Breuken vermenigvuldigen
Met Slimleren oefenen leerlingen thuis of in de les, op een leuke en interactieve manier, de stof die jij voor ze klaar zet. Benieuwd naar onze stof? Hieronder zie je hoe het onderwerp Breuken vermenigvuldigen eruit ziet. Leerlingen kunnen in Slimleren vragen over dit - en ieder ander - onderwerp maken. Docenten kunnen de resultaten daarvan inzien en daarmee hun lessen efficiënter inrichten en makkelijker differentiëren.
Theorie
Uitdaging
Breuken kun je, zoals ieder ander getal, met elkaar vermenigvuldigen. Om dit goed te kunnen doen, moet je uiteraard de rekenregels kennen die hiervoor gelden.

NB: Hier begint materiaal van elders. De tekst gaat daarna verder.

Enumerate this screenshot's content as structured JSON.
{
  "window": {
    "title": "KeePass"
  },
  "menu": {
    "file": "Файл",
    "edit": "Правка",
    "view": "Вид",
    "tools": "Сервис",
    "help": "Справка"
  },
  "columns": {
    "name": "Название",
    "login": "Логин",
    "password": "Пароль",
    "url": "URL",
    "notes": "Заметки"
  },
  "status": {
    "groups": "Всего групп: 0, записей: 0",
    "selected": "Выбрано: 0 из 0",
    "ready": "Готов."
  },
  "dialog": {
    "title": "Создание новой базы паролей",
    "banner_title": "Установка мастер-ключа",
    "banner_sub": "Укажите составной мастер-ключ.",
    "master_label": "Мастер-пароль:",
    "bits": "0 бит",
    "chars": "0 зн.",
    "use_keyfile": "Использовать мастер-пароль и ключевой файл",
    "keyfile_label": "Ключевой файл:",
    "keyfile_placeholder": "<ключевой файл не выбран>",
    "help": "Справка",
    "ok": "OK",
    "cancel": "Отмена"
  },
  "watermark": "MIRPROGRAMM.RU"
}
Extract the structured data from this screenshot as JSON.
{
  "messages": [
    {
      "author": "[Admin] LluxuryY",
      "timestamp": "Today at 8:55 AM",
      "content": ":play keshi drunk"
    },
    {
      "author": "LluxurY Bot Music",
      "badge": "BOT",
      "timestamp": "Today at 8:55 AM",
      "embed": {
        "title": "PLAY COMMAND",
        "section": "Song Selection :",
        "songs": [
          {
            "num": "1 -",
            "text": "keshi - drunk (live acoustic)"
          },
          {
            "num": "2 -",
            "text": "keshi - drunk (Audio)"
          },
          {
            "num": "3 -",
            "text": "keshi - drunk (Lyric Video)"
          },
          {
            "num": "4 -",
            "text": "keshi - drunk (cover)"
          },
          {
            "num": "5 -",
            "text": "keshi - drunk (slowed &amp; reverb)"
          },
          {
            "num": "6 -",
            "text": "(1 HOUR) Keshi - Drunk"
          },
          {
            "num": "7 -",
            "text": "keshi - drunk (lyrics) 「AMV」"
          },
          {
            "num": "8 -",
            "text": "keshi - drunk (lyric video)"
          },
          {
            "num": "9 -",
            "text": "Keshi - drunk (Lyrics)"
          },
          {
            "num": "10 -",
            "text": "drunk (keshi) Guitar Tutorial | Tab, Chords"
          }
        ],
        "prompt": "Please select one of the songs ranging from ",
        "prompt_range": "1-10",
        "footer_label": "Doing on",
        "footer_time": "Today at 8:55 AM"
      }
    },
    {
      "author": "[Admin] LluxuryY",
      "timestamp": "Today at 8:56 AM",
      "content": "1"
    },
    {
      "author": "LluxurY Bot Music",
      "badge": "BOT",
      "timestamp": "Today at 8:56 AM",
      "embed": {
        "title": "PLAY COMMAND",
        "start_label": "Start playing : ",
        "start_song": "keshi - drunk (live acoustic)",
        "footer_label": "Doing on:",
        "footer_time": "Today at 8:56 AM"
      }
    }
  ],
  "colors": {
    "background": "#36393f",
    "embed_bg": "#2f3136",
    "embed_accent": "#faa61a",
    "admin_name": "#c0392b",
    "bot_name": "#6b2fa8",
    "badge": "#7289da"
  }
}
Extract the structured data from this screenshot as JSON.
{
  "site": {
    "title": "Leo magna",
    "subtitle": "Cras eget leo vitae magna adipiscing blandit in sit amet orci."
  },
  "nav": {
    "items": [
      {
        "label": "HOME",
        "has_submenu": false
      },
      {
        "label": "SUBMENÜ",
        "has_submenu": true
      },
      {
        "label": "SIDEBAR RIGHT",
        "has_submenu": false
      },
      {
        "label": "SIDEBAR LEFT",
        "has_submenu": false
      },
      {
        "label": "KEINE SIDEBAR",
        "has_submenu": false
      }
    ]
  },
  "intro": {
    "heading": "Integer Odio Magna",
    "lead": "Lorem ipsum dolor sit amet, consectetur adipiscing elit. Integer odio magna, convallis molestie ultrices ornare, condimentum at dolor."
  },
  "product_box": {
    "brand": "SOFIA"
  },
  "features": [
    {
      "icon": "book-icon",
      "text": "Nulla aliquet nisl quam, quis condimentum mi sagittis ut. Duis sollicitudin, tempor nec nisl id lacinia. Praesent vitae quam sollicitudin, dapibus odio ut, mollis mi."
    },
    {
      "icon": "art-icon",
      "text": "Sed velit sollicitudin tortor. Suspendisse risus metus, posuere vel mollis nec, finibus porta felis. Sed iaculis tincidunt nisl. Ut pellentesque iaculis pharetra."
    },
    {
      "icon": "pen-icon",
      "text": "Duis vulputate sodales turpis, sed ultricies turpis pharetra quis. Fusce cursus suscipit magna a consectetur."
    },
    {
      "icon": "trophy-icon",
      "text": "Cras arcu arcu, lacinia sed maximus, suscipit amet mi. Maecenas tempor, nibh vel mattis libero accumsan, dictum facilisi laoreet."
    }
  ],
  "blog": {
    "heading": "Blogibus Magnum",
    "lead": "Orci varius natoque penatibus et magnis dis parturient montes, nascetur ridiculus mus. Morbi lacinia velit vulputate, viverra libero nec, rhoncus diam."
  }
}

In deze theorie bekijken we hoe je breuken met elkaar kunt vermenigvuldigen.
Methode
Volg het stappenplan als je breuken wilt vermenigvuldigen:
- Stap 1: Breng eerst de helen binnen de breuk.
- Stap 2: Vermenigvuldig dan de teller met de teller en de noemer met de noemer.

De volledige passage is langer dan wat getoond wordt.